In [None]:
# To download dataset
import urllib.request
import os

url = "https://raw.githubusercontent.com/IBM/telco-customer-churn-on-icp4d/master/data/Telco-Customer-Churn.csv"
filename = "telco_customer_churn.csv"

try:
    urllib.request.urlretrieve(url, filename)
    print(f"Dataset downloaded successfully as {filename}")
except Exception as e:
    print(f"Download failed: {e}")

Dataset downloaded successfully as telco_customer_churn.csv


In [1]:
# Customer Churn Prediction using PySpark ML - FINAL VERSION
# This version handles missing dataset files automatically

# Import required libraries
from pyspark.sql import SparkSession
from pyspark.sql.functions import *
from pyspark.sql.types import *
from pyspark.ml.feature import StringIndexer, VectorAssembler, StandardScaler
from pyspark.ml.classification import LogisticRegression, RandomForestClassifier
from pyspark.ml.evaluation import BinaryClassificationEvaluator, MulticlassClassificationEvaluator
from pyspark.ml import Pipeline
from functools import reduce
import pandas as pd

# Initialize Spark Session
spark = SparkSession.builder \
    .appName("CustomerChurnPrediction") \
    .config("spark.sql.adaptive.enabled", "true") \
    .getOrCreate()

print("Spark session initialized successfully!")

# DATASET LOADING WITH MULTIPLE FALLBACK OPTIONS
print("Attempting to load dataset...")

try:
    # Method 1: Try to load from local file
    df = spark.read.csv("telco_customer_churn.csv", header=True, inferSchema=True)
    print("✓ Dataset loaded from local file")
except:
    print("Local file not found. Trying alternative methods...")

    try:
        # Method 2: Try to download from URL
        import urllib.request
        print("Downloading dataset from URL...")
        url = "https://raw.githubusercontent.com/IBM/telco-customer-churn-on-icp4d/master/data/Telco-Customer-Churn.csv"
        urllib.request.urlretrieve(url, "telco_customer_churn.csv")
        df = spark.read.csv("telco_customer_churn.csv", header=True, inferSchema=True)
        print("✓ Dataset downloaded and loaded successfully")
    except Exception as e:
        print("Download failed. Creating realistic sample dataset for demonstration...")

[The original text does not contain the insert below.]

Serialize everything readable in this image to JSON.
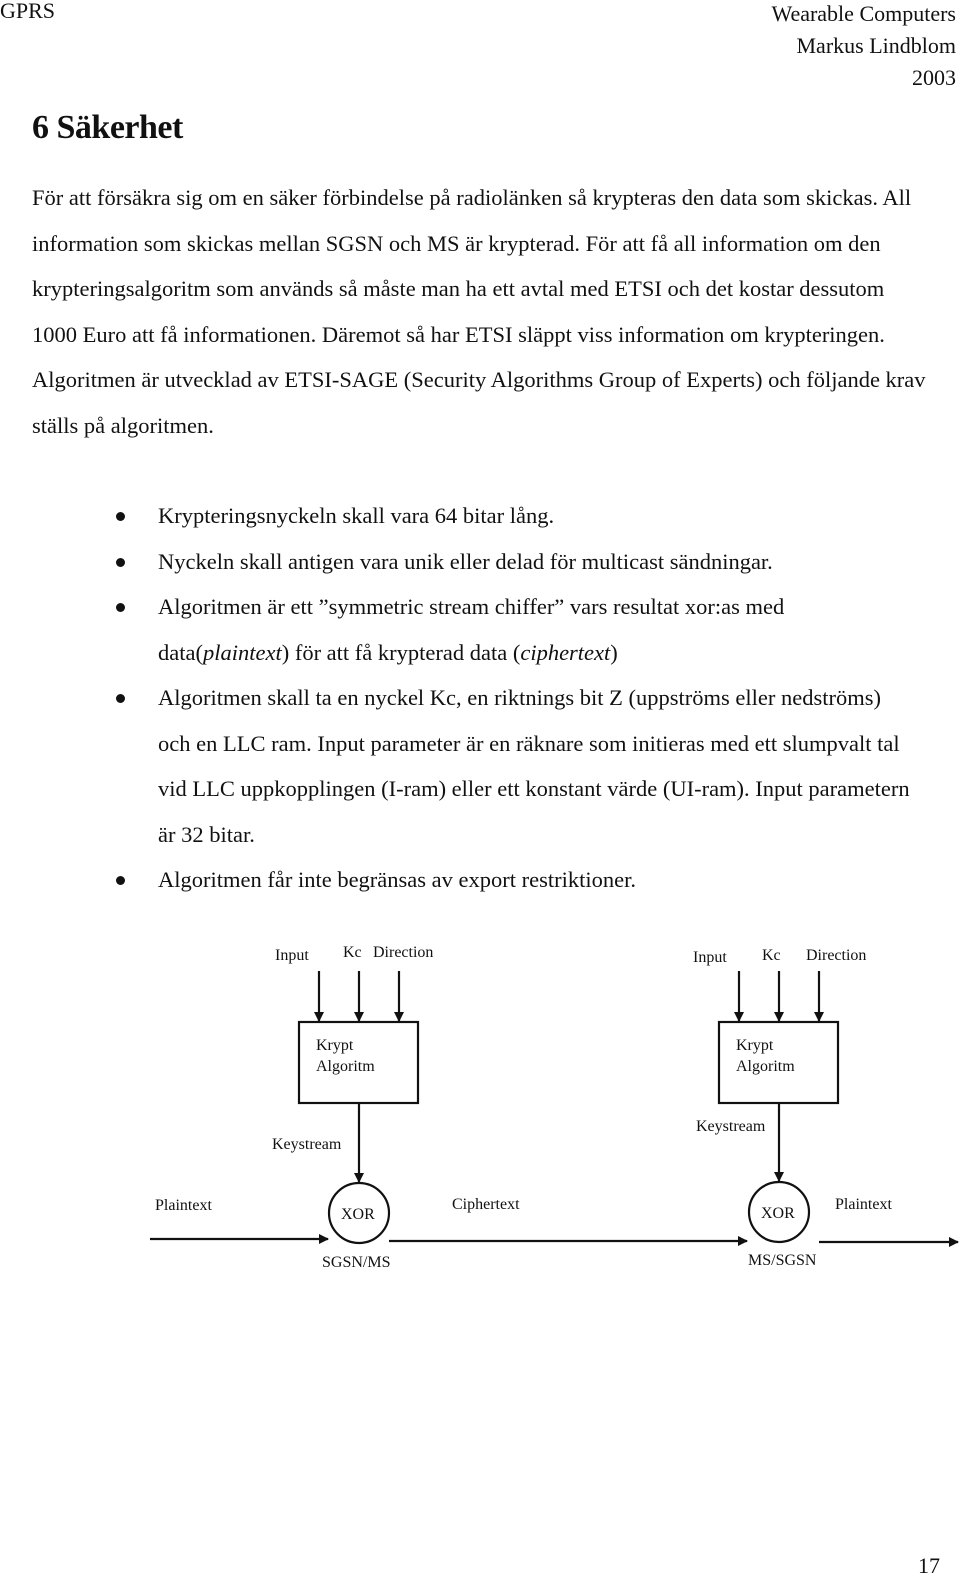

        # This method is only if the other two fail.
        # Method 3: Create sample dataset with realistic patterns
        from pyspark.sql.types import StructType, StructField, StringType, IntegerType, DoubleType
        import random

        # Define schema
        schema = StructType([
            StructField("customerID", StringType(), True),
            StructField("gender", StringType(), True),
            StructField("SeniorCitizen", IntegerType(), True),
            StructField("Partner", StringType(), True),
            StructField("Dependents", StringType(), True),
            StructField("tenure", IntegerType(), True),
            StructField("PhoneService", StringType(), True),
            StructField("MultipleLines", StringType(), True),
            StructField("InternetService", StringType(), True),
            StructField("OnlineSecurity", StringType(), True),
            StructField("OnlineBackup", StringType(), True),
            StructField("DeviceProtection", StringType(), True),
            StructField("TechSupport", StringType(), True),
            StructField("StreamingTV", StringType(), True),
            StructField("StreamingMovies", StringType(), True),
            StructField("Contract", StringType(), True),
            StructField("PaperlessBilling", StringType(), True),
            StructField("PaymentMethod", StringType(), True),
            StructField("MonthlyCharges", DoubleType(), True),
            StructField("TotalCharges", StringType(), True),
            StructField("Churn", StringType(), True)
        ])

        # Create realistic sample data
        print("Generating sample data with realistic churn patterns...")
        sample_data = []
        contracts = ["Month-to-month", "One year", "Two year"]
        payments = ["Electronic check", "Mailed check", "Bank transfer (automatic)", "Credit card (automatic)"]
        internet_services = ["DSL", "Fiber optic", "No"]
        yes_no = ["Yes", "No"]
        yes_no_no_service = ["Yes", "No", "No internet service"]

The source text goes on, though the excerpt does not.